Our day began at a local Tobacco Kiosk (Estanco). If you need to reload tickets for the tram or bus, this is the quickest way to do it. It’s a straightforward, cash-only transaction that gets you moving without the hassle of navigating station machines.


The Palace Lesson: Real Alcázar

We learned the hard way that the Real Alcázar—the oldest royal palace still in use in Europe—is no longer a place for spontaneous visits. Despite its thousand-year history as a fortress and a palace for Almohad caliphs and Christian kings, the modern queue is brutal. We tried our luck, but the “Sold Out” sign was final.

WanderAime Tip: If you want to walk through the Mudejar arches where Game of Thrones was filmed, you must book weeks in advance. Use the official Real Alcázar site to avoid the heartbreak we faced at the gates.


The Hidden Heart: Iglesia del Salvador

With the Cathedral queue stretching around the block, we opted for a strategic detour. A combined ticket (around €11) grants entry to both the Cathedral and the Iglesia del Salvador, located just five minutes away.

While the Cathedral is the giant, El Salvador is the soul. Built on the site of the 9th-century Ibn Adabbas Mosque (once the city’s main congregational mosque), the church is a Baroque masterpiece. But the real treasure lies beneath. We descended into the underground crypt, a quiet space that houses Roman and Visigoth remains. Standing there, you realize Seville isn’t just a city; it’s a “historical layer cake.” The crypt also serves as the final resting place for members of the Spanish Bourbon family, adding a heavy sense of royal solemnity to the silence.

After the cool shadows of the crypt, the walk back to the Cathedral felt vibrant. We ducked into a small coffee shop for thick Spanish hot chocolate—the kind that feels more like melted ganache than a drink—perfect for a December morning.


The Grandeur of the Cathedral & The Ascent of the Giralda

The Seville Cathedral is a defiant statement in stone. Built in the 15th century to be so large that “future generations will think us mad,” it remains the largest Gothic cathedral in the world.

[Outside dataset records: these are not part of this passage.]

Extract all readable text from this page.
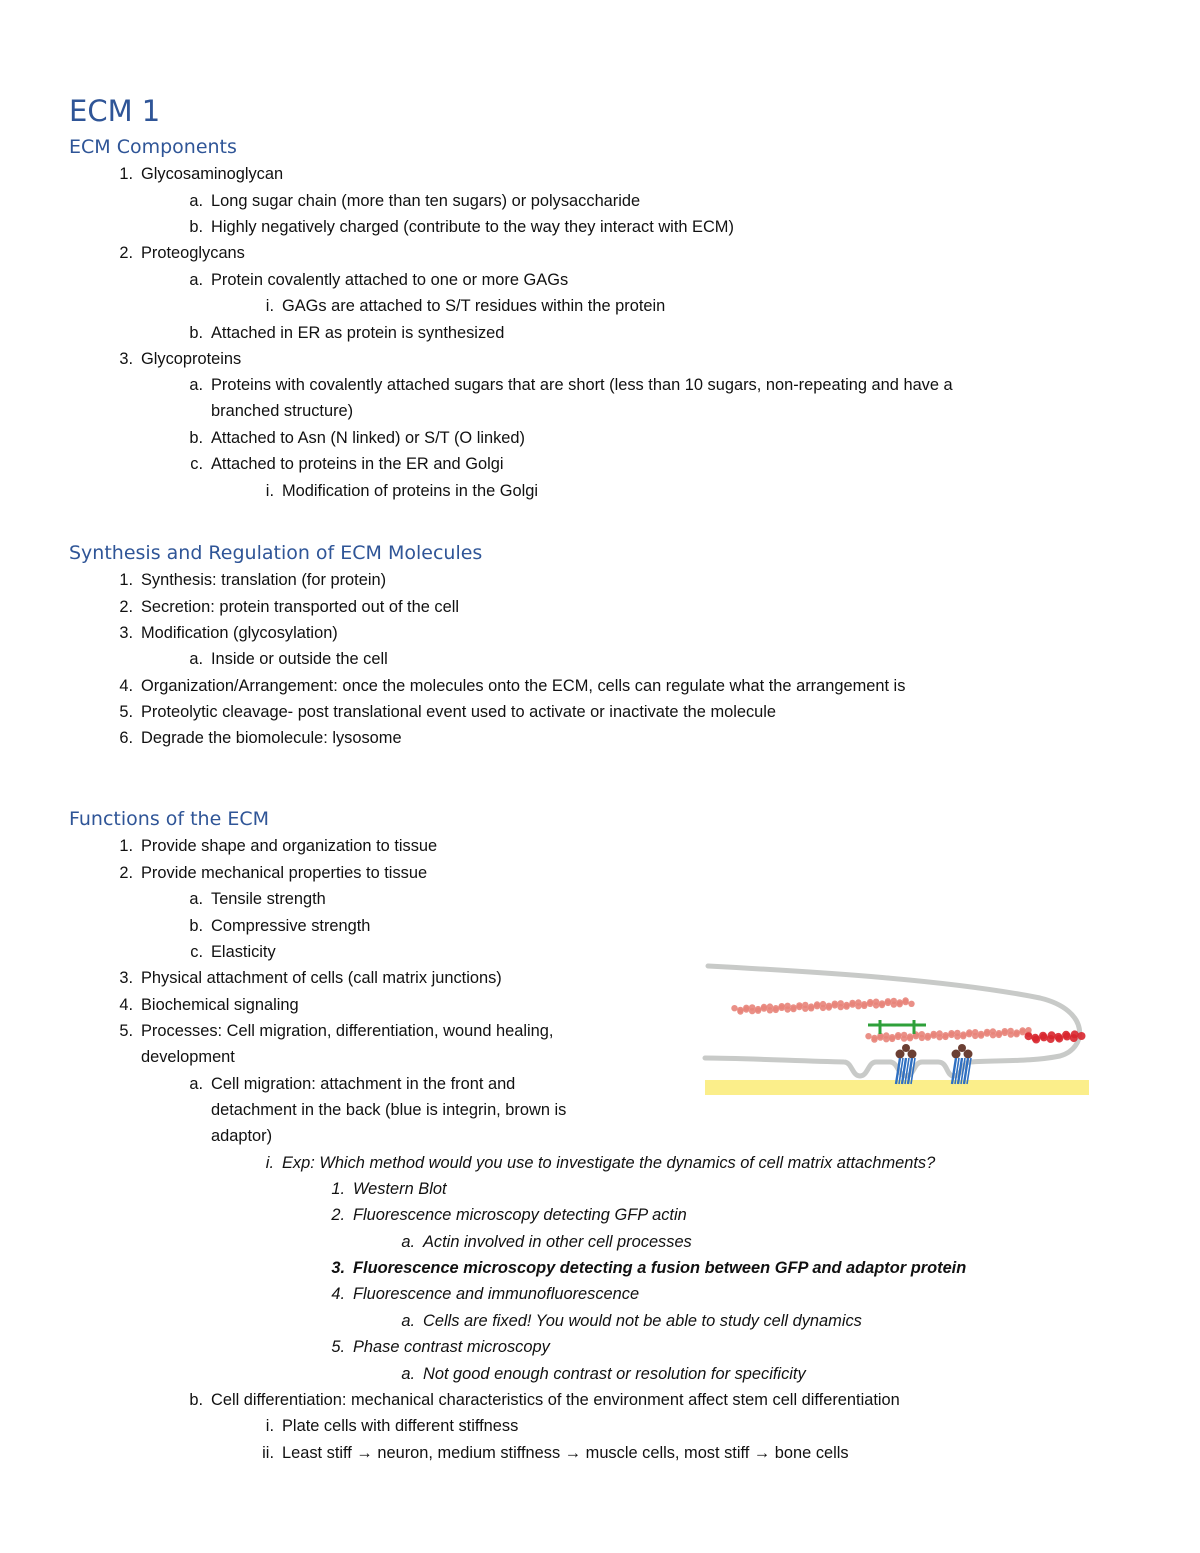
ECM 1
ECM Components
1. Glycosaminoglycan
a. Long sugar chain (more than ten sugars) or polysaccharide
b. Highly negatively charged (contribute to the way they interact with ECM)
2. Proteoglycans
a. Protein covalently attached to one or more GAGs
i. GAGs are attached to S/T residues within the protein
b. Attached in ER as protein is synthesized
3. Glycoproteins
a. Proteins with covalently attached sugars that are short (less than 10 sugars, non-repeating and have a
branched structure)
b. Attached to Asn (N linked) or S/T (O linked)
c. Attached to proteins in the ER and Golgi
i. Modification of proteins in the Golgi
Synthesis and Regulation of ECM Molecules
1. Synthesis: translation (for protein)
2. Secretion: protein transported out of the cell
3. Modification (glycosylation)
a. Inside or outside the cell
4. Organization/Arrangement: once the molecules onto the ECM, cells can regulate what the arrangement is
5. Proteolytic cleavage- post translational event used to activate or inactivate the molecule
6. Degrade the biomolecule: lysosome
Functions of the ECM
1. Provide shape and organization to tissue
2. Provide mechanical properties to tissue
a. Tensile strength
b. Compressive strength
c. Elasticity
3. Physical attachment of cells (call matrix junctions)
4. Biochemical signaling
5. Processes: Cell migration, differentiation, wound healing,
development
a. Cell migration: attachment in the front and
detachment in the back (blue is integrin, brown is
adaptor)
i. Exp: Which method would you use to investigate the dynamics of cell matrix attachments?
1. Western Blot
2. Fluorescence microscopy detecting GFP actin
a. Actin involved in other cell processes
3. Fluorescence microscopy detecting a fusion between GFP and adaptor protein
4. Fluorescence and immunofluorescence
a. Cells are fixed! You would not be able to study cell dynamics
5. Phase contrast microscopy
a. Not good enough contrast or resolution for specificity
b. Cell differentiation: mechanical characteristics of the environment affect stem cell differentiation
i. Plate cells with different stiffness
ii. Least stiff → neuron, medium stiffness → muscle cells, most stiff → bone cells
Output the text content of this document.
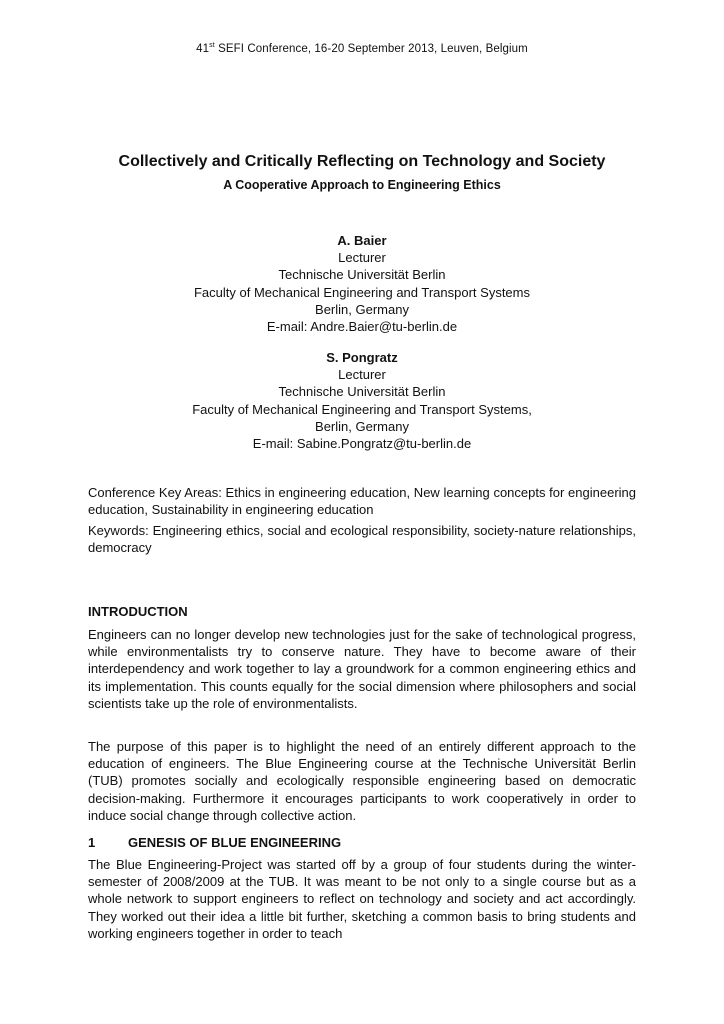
41st SEFI Conference, 16-20 September 2013, Leuven, Belgium
Collectively and Critically Reflecting on Technology and Society
A Cooperative Approach to Engineering Ethics
A. Baier
Lecturer
Technische Universität Berlin
Faculty of Mechanical Engineering and Transport Systems
Berlin, Germany
E-mail: Andre.Baier@tu-berlin.de
S. Pongratz
Lecturer
Technische Universität Berlin
Faculty of Mechanical Engineering and Transport Systems,
Berlin, Germany
E-mail: Sabine.Pongratz@tu-berlin.de
Conference Key Areas: Ethics in engineering education, New learning concepts for engineering education, Sustainability in engineering education
Keywords: Engineering ethics, social and ecological responsibility, society-nature relationships, democracy
INTRODUCTION
Engineers can no longer develop new technologies just for the sake of technological progress, while environmentalists try to conserve nature. They have to become aware of their interdependency and work together to lay a groundwork for a common engineering ethics and its implementation. This counts equally for the social dimension where philosophers and social scientists take up the role of environmentalists.
The purpose of this paper is to highlight the need of an entirely different approach to the education of engineers. The Blue Engineering course at the Technische Universität Berlin (TUB) promotes socially and ecologically responsible engineering based on democratic decision-making. Furthermore it encourages participants to work cooperatively in order to induce social change through collective action.
1	GENESIS OF BLUE ENGINEERING
The Blue Engineering-Project was started off by a group of four students during the winter-semester of 2008/2009 at the TUB. It was meant to be not only to a single course but as a whole network to support engineers to reflect on technology and society and act accordingly. They worked out their idea a little bit further, sketching a common basis to bring students and working engineers together in order to teach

Then came the Giralda. This iconic bell tower was originally the minaret of the Great Mosque. Instead of stairs, there are 35 slanted ramps. History says they were designed so the Sultan could ride his horse to the top to admire the view.


Paella & The Modern “Mushrooms”

Post-climb hunger led us to a popular spot near the Cathedral for Paella. In many parts of Spain, paella is a communal dish for two, but here we found a place serving single portions—perfect for the solo-style traveler. We got lucky with a seat just before the lunch rush.

Our final stop was Las Setas (Metropol Parasol). This giant, “twisted” wooden art installation in Plaza de la Encarnación is the world’s largest wooden structure. It’s a polarizing piece of modern architecture, looking like a honeycomb cloud hovering over Roman ruins. While the panoramic walkway on top is famous, we stayed at ground level. In late December, the space transforms into a Christmas Market. It felt very family-oriented—full of festive stalls and children’s laughter. If you aren’t paying the fee for the rooftop escalator, it’s a lovely place to soak in the local holiday atmosphere before heading home.